Our study has several limitations. First, this observational study lacks a control group. Each patient, therefore, served as his/her own control. Second, the number of patients included in this study was small. Despite the sample size, significant changes in hemodynamic variables developed. Conversely, most parameters related to tissue perfusion and oxygenation remained unchanged or had a trend to worsen. Third, the infusion period was short. A longer period might have allowed the appearance of changes not observed in the present study. Nevertheless, most norepinephrine effects on hemodynamics and on tissue perfusion and oxygenation are expected to be evident within a few minutes. In addition, the short half-life of norepinephrine allows a new steady state to be reached in its plasmatic levels a few minutes after a change in the infusion rate [33]. In fact, several hemodynamic changes appeared shortly after each dose modification. Moreover, the infusion period was deliberately kept short, to avoid the background effects of changes in the underlying conditions of the patients. With longer periods of evaluation, a time effect with spontaneous changes of the studied variables related to the natural history of the disease might not be ruled out. Finally, as a different behaviour of microcirculatory beds is a characteristic of sepsis [3, 34], this study does not address the response of other territories to increasing MAP.
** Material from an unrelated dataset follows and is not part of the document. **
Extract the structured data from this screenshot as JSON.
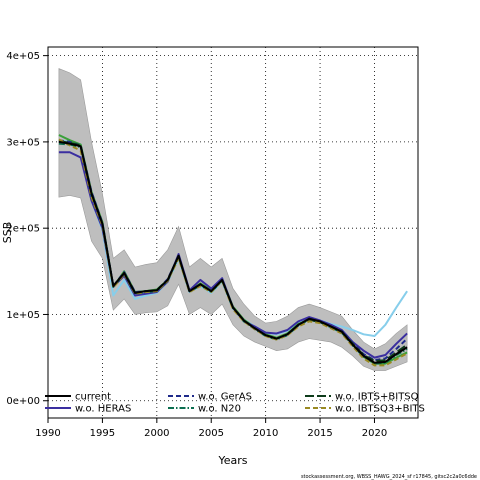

In this observational study, patients with septic shock showed severe microcirculatory alterations that failed to improve with the increases in MAP with norepinephrine. Furthermore, linear trend analysis showed reductions in the capillary and in the perfused capillary densities. Nevertheless, interindividual responses could be quite variable and dependent on the basal state of the microcirculation. Our results suggest that the increase in MAP above 65 mmHg is not a straightforward treatment to improve microvascular perfusion. It might be harmful for some patients, while benefiting others. Studies including greater numbers of patients are needed to determine the usefulness of individual titration of vasopressor therapy on sublingual microcirculation.

Key messages

  • Patients with septic shock showed severe microcirculatory abnormalities that an increase in MAP with norepinephrine globally failed to improve.

  • The change in the perfused capillary density was strongly dependent on the basal state of the microcirculation. Thus, perfused capillary density improved in patients with an altered sublingual perfusion at baseline, and decreased in patients with preserved basal microvascular perfusion.